POR JOSÉ MANUEL CAMACHO DELGADO

Para mi hija Cristina Mercedes, entre risas y bailes, el mejor antídoto contra toda pandemia.

 

Pocos escritores han cultivado el arte de la sutileza con la eficacia narrativa del colombiano Luis Fayad, artífice y responsable de una obra literaria tan sólida como perdurable, que poco a poco gana espacio en las letras colombianas e hispanoamericanas, a pesar de que sus propuestas están lejos de los oropeles de las grandes corrientes de la narrativa hispanoamericana originadas a partir de los años cuarenta del pasado siglo. Su mirada intimista, su gusto por el pequeño detalle, su particular manera de recrear la cotidianidad de los personajes o de los espacios urbanos, su prosa limpia y precisa, sin grandes alardes técnicos, su posicionamiento ético y compasivo hacia los más débiles, su impecable intuición para acercarse a algunos de los temas más trascendentes de la historia colombiana lo convierten en un escritor singular, a contracorriente, lejos de las modas y las tendencias, lejos de las reglas del mercado editorial, lo que no ha sido en modo alguno impedimento para generar un universo narrativo propio, con unas señas identitarias ineludibles en el canon de la narrativa colombiana.

La que hasta ahora es su última novela, Regresos (2014),[1] ofrece una mirada sombría, muy pesimista y descarnada sobre las posibilidades de reconciliación y reconstrucción de un país esquilmado y dañado por más de un largo siglo de conflictos internos. El plural de su título remite, obviamente, a diferentes niveles de interpretación, que van de lo psicológico a lo sociológico, de lo individual a lo colectivo, como si la vida de sus personajes y la del escritor y su propia familia estuviese sujeta a continuos tornaviajes que acentúan la condición errante del ser humano, su continuo ir y venir sin asideros reales, como ya expresara de forma singular el escritor Álvaro Mutis en su heptalogía dedicada a Maqroll el Gaviero.
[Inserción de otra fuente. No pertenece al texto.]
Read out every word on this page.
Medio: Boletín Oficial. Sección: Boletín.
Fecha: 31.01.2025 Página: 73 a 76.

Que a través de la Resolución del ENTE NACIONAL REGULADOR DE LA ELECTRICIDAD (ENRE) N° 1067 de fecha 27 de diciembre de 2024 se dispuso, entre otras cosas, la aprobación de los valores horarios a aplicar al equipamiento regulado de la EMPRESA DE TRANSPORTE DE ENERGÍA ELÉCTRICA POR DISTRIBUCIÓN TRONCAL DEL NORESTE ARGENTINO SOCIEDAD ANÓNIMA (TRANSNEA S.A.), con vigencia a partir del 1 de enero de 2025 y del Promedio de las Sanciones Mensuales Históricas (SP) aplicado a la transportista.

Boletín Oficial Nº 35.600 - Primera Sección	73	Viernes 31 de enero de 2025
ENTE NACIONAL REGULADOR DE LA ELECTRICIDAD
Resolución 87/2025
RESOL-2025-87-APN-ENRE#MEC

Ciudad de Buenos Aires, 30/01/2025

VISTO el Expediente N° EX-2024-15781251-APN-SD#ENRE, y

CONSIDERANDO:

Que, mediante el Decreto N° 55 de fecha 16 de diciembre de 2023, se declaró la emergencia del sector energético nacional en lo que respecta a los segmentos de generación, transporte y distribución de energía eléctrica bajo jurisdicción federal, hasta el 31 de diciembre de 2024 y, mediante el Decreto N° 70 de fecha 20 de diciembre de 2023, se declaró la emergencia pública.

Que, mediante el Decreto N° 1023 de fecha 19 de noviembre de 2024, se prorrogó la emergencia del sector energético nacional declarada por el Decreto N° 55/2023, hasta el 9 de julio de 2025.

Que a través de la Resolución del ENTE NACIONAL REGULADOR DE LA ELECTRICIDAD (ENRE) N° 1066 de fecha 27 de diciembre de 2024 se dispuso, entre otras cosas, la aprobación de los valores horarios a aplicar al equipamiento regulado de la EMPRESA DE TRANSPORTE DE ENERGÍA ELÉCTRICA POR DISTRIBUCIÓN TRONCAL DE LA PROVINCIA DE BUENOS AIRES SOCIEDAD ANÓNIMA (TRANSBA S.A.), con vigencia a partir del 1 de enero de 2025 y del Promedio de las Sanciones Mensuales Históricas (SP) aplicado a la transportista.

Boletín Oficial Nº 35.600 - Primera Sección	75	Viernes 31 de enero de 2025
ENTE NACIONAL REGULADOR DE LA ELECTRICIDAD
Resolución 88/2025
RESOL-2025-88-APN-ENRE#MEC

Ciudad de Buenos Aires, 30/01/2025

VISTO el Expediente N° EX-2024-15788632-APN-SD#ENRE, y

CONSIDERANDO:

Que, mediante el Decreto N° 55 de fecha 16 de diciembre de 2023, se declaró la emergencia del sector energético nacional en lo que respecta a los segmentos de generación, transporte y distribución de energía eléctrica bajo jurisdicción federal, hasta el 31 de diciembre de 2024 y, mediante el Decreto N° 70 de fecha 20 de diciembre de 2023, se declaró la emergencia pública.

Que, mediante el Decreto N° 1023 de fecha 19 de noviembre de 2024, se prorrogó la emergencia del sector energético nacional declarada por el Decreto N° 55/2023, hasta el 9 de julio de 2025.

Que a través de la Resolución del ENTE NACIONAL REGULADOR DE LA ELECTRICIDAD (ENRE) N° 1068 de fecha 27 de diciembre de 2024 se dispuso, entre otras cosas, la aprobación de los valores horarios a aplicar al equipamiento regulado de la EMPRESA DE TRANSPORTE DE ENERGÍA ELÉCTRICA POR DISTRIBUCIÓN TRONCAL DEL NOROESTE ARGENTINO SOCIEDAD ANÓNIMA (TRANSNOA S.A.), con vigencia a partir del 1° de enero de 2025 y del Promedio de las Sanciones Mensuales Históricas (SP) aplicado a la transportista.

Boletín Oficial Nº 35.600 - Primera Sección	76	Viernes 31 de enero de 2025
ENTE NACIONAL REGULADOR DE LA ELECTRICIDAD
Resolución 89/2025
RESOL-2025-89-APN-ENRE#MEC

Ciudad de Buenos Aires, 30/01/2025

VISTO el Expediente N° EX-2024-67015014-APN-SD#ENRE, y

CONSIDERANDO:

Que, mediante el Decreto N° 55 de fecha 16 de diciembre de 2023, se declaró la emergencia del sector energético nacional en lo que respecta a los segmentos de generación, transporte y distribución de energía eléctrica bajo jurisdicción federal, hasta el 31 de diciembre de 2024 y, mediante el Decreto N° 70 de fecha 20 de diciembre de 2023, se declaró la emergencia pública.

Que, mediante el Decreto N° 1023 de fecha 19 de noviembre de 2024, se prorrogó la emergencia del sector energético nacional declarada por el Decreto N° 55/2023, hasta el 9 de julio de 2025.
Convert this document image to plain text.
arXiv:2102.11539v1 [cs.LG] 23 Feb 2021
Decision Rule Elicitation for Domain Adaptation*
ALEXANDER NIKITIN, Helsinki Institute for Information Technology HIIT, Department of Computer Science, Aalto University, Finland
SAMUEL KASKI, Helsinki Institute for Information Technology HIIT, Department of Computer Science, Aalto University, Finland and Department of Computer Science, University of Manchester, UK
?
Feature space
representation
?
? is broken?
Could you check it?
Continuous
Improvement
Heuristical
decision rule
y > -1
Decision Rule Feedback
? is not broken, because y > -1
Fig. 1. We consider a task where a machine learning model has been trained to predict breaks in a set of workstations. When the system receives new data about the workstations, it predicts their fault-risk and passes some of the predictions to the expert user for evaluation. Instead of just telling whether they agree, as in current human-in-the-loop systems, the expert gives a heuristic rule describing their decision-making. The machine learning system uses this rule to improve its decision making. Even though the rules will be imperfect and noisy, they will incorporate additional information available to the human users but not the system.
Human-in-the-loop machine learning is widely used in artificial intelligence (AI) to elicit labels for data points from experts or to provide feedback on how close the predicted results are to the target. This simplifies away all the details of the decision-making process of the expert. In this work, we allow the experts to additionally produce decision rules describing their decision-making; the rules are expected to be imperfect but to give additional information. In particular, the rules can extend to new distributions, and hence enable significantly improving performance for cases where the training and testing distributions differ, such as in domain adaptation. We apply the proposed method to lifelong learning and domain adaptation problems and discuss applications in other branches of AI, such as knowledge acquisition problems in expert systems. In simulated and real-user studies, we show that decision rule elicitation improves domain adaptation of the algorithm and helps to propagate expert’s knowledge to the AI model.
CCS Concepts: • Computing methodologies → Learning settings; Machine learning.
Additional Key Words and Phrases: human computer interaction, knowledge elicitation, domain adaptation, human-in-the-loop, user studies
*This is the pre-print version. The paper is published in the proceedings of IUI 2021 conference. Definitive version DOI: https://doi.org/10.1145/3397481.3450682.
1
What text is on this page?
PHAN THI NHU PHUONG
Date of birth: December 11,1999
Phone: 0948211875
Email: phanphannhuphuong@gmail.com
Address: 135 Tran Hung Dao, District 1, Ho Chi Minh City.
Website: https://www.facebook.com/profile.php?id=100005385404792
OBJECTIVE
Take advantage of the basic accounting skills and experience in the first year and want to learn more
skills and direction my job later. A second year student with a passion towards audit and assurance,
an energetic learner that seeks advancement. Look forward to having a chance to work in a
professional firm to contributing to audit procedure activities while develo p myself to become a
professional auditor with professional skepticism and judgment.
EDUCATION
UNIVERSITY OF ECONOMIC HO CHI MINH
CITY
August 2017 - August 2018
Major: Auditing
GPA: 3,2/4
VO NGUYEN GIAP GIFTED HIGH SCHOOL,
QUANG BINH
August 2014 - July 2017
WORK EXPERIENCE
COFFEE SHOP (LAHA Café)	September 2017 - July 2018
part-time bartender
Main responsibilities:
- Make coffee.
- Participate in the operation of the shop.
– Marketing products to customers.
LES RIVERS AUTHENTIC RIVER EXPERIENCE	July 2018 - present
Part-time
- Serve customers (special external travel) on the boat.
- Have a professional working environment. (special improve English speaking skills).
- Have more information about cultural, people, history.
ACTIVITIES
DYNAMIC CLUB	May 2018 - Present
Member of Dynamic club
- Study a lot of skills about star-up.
Luis Fayad ha contado en numerosas ocasiones que Regresos es, casi con toda seguridad, su última novela, por lo que su título adquiere un valor simbólico añadido. Para alguien que se ha pasado la vida fuera de su país —viviendo entre Francia, España y, finalmente, Alemania— este título parece plantear numerosas posibilidades semánticas, entre las que cabría destacar el «regreso» particular a los grandes temas con los que inició su carrera novelística: la transformación de la ciudad, los desajustes y desniveles socioeconómicos, la falta de oportunidades, la deshumanización administrativa, la insolidaridad, los sueños truncados, la desestructuración familiar, el empobrecimiento progresivo de las clases medias y bajas, la deslealtad institucional, la corrupción política, la violencia vertical u horizontal, como la llamó Ariel Dorfman, o el problema de los desplazados que añaden nuevas tensiones a las ya existentes en los núcleos urbanos colombianos. Si en Los parientes de Ester (1978) el foco narrativo estaba centrado en el personaje de Gregorio Camero, quien parecía recorrer de memoria las mismas calles y los mismos establecimientos —de las oficinas del Ministerio, a su casa o al café Pasajes— reproduciendo casi mecánicamente los mismos movimientos, los mismos itinerarios, las mismas rutas que multiplicaban la idea de una rutina asfixiante, en el caso del protagonista de Regresos, Ernesto Gonzaga, éste parece condenado a caer en las mismas redes burocráticas y administrativas que su antecedente, perpetuando una suerte de círculo vicioso que tiene como única salida el fracaso y, más allá, la absoluta intrascendencia del ser humano, laminado por la propia modernidad urbana.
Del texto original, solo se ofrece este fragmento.